Only about 1% of the largest 3,000 publicly traded US firms are run by two chief executives, according to the executive-research firm Equilar. However, experts say, the current environment of rapid-fire disruptions has made firms more open to the idea. The only question is whether the structure can work. “My bias is that co-CEOs aren’t a very good construct,” says Alan Guarino, vice chairman of Korn Ferry’s Board and CEO Services practice. “It creates a partnership which is almost always complicated.”
Still, experts say the rise of co-CEOs, along with an uptick in interim CEO placement, could be an acknowledgement of two big-picture challenges facing many organizations over the next couple of years. First, companies across industries are facing many volatile headwinds at once, including technological disruption, a lack of organic growth, corporate-culture issues, activist stakeholders, and constantly changing regulations. Boards are betting that two CEOs can more effectively cover all of these areas, with each one focusing on what they do best while also honing their skills on other issues. “This type of move is, ostensibly, to hopefully lead to faster decision-making and problem-solving,” says Tierney Remick, Korn Ferry vice chairman and co-leader of the firm’s Board and CEO Services practice.
Another factor may be surprising—namely, a lack of available, successful, and seasoned CEOs capable of doing the job by themselves. Filling the vacancies left by the massive CEO turnover of the last two years has pushed many people who were ready for CEO roles already into the spot. So has retirement: Among the more than 1,500 US CEOs who’ve left their posts in 2025, 332 of them, most in their mid-60s or older, have retired. “The talent pool for ready-to-go CEO talent is small,” says Remick.
But the issue with co-CEOs often boils down to who decides what.

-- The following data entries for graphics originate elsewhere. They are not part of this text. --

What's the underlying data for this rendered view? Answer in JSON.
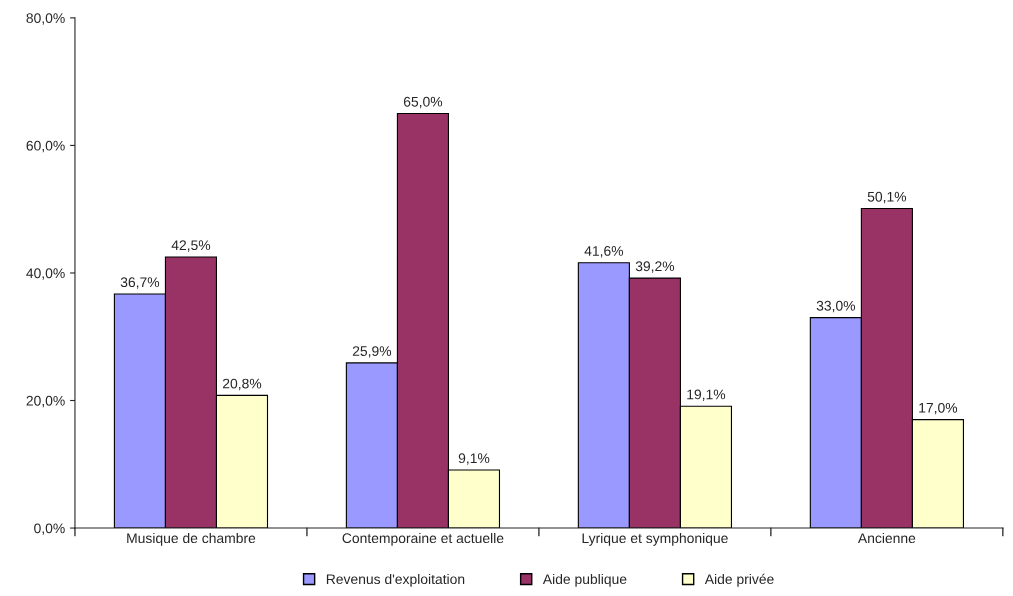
{
  "chart_data": {
    "type": "bar",
    "categories": [
      "Musique de chambre",
      "Contemporaine et actuelle",
      "Lyrique et symphonique",
      "Ancienne"
    ],
    "series": [
      {
        "name": "Revenus d'exploitation",
        "color": "#9999ff",
        "values": [
          36.7,
          25.9,
          41.6,
          33.0
        ],
        "value_labels": [
          "36,7%",
          "25,9%",
          "41,6%",
          "33,0%"
        ]
      },
      {
        "name": "Aide publique",
        "color": "#993366",
        "values": [
          42.5,
          65.0,
          39.2,
          50.1
        ],
        "value_labels": [
          "42,5%",
          "65,0%",
          "39,2%",
          "50,1%"
        ]
      },
      {
        "name": "Aide privée",
        "color": "#ffffcc",
        "values": [
          20.8,
          9.1,
          19.1,
          17.0
        ],
        "value_labels": [
          "20,8%",
          "9,1%",
          "19,1%",
          "17,0%"
        ]
      }
    ],
    "ylim": [
      0,
      80
    ],
    "yticks": [
      {
        "value": 0,
        "label": "0,0%"
      },
      {
        "value": 20,
        "label": "20,0%"
      },
      {
        "value": 40,
        "label": "40,0%"
      },
      {
        "value": 60,
        "label": "60,0%"
      },
      {
        "value": 80,
        "label": "80,0%"
      }
    ],
    "grid": false,
    "legend": "bottom"
  }
}
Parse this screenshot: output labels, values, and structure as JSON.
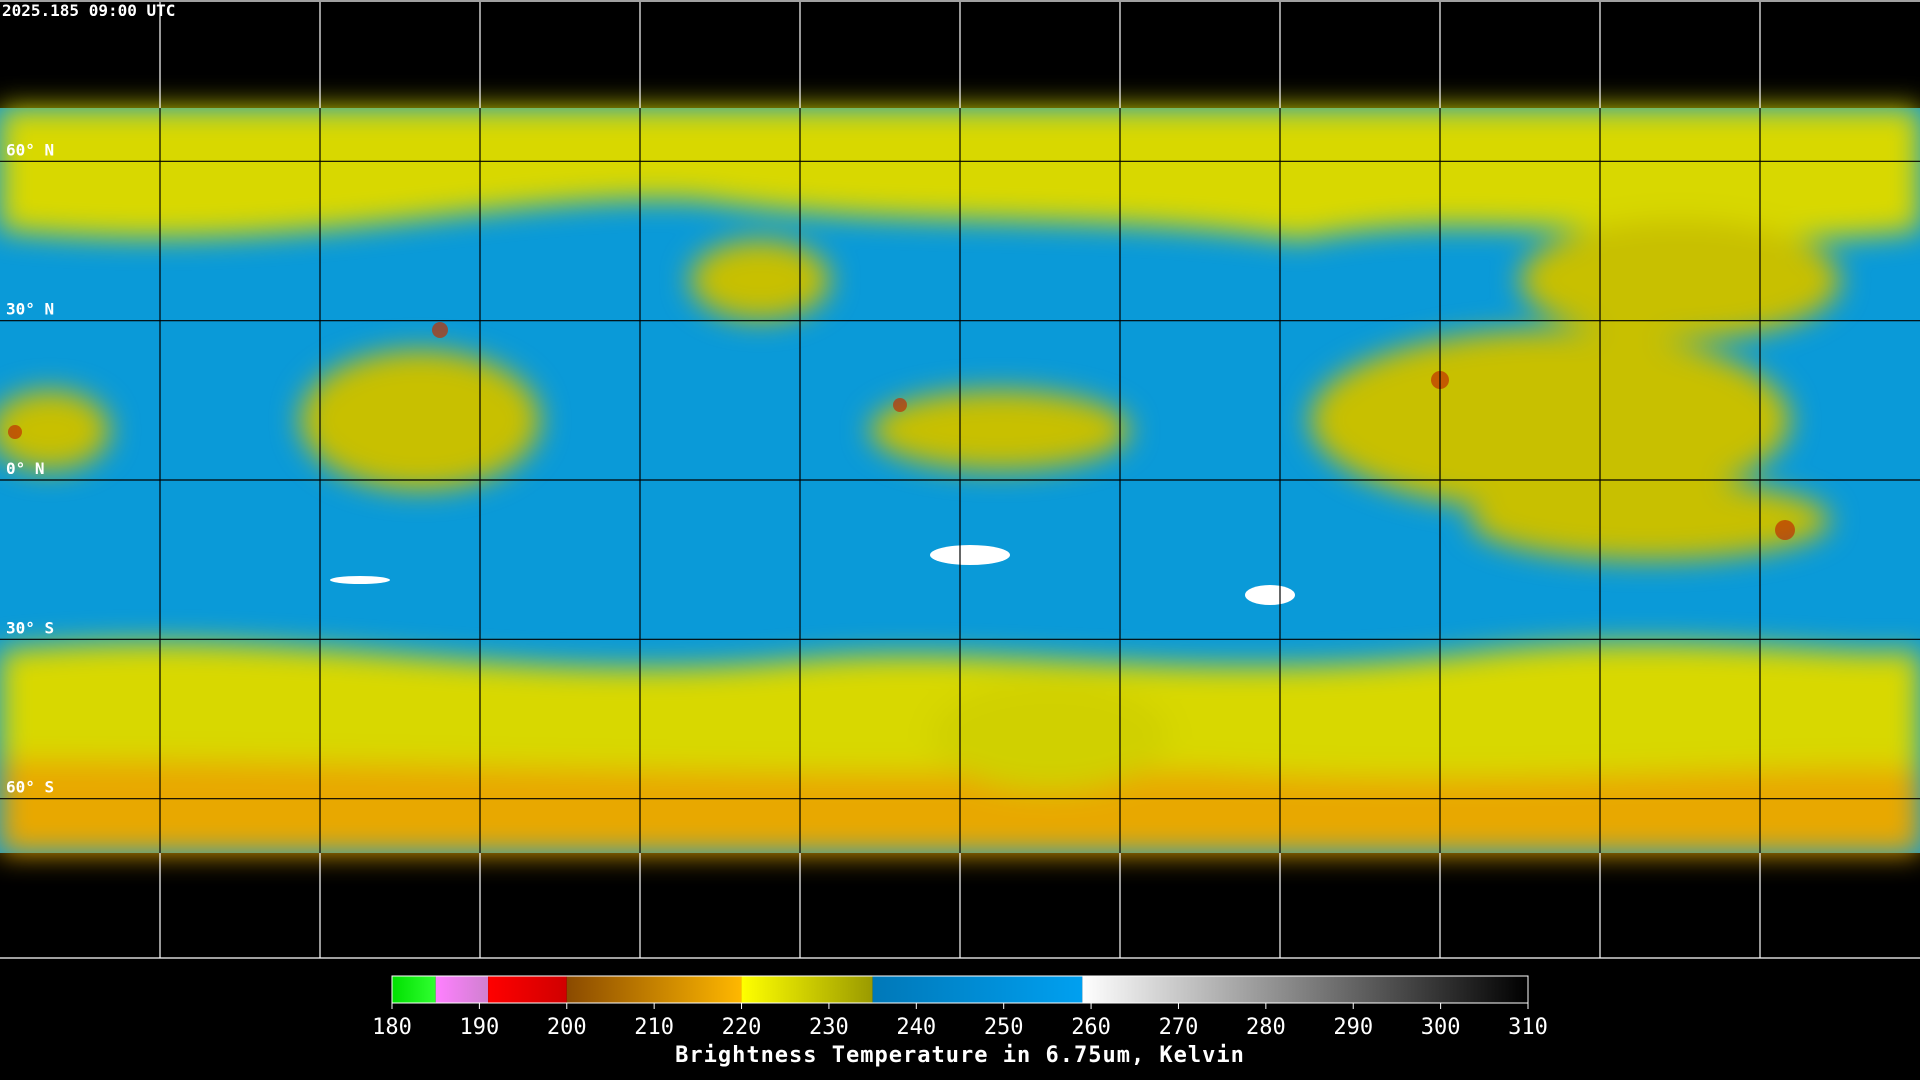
{
  "header": {
    "timestamp": "2025.185 09:00 UTC"
  },
  "map": {
    "lat_labels": [
      "60° N",
      "30° N",
      "0° N",
      "30° S",
      "60° S"
    ]
  },
  "colorbar": {
    "title": "Brightness Temperature in 6.75um, Kelvin",
    "range": [
      180,
      310
    ],
    "ticks": [
      180,
      190,
      200,
      210,
      220,
      230,
      240,
      250,
      260,
      270,
      280,
      290,
      300,
      310
    ],
    "segments": [
      {
        "from": 180,
        "to": 185,
        "colors": [
          "#00e000",
          "#30ff30"
        ]
      },
      {
        "from": 185,
        "to": 191,
        "colors": [
          "#ff80ff",
          "#d080d0"
        ]
      },
      {
        "from": 191,
        "to": 200,
        "colors": [
          "#ff0000",
          "#d00000"
        ]
      },
      {
        "from": 200,
        "to": 220,
        "colors": [
          "#8a4a00",
          "#ffb800"
        ]
      },
      {
        "from": 220,
        "to": 235,
        "colors": [
          "#ffff00",
          "#9a9a00"
        ]
      },
      {
        "from": 235,
        "to": 259,
        "colors": [
          "#0078b8",
          "#00a0f0"
        ]
      },
      {
        "from": 259,
        "to": 310,
        "colors": [
          "#ffffff",
          "#000000"
        ]
      }
    ]
  }
}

Employees and investors can become confused when it’s not clear who is calling the shots. Indeed, some earlier high-profile co-CEO attempts collapsed over this very issue. When decision-making rights become fuzzy, Remick says, decisions slow down or get second-guessed. That’s why it’s imperative that boards explicitly define which executive owns which decisions, as well as how to escalate—and ultimately resolve—disagreements.
“Over time, the co-CEO model almost always collapses into one leader,” says Guarino. A great CEO, with a strong team of direct reports, achieves the same balance more cleanly. Indeed, Joe Griesedieck, Korn Ferry vice chair and managing director for the firm’s Board and CEO Services practice, agrees. “Looking at the number of CEO appointments over any period of time, the co-leadership model does not prevail, and is in fact a rarity,” he says.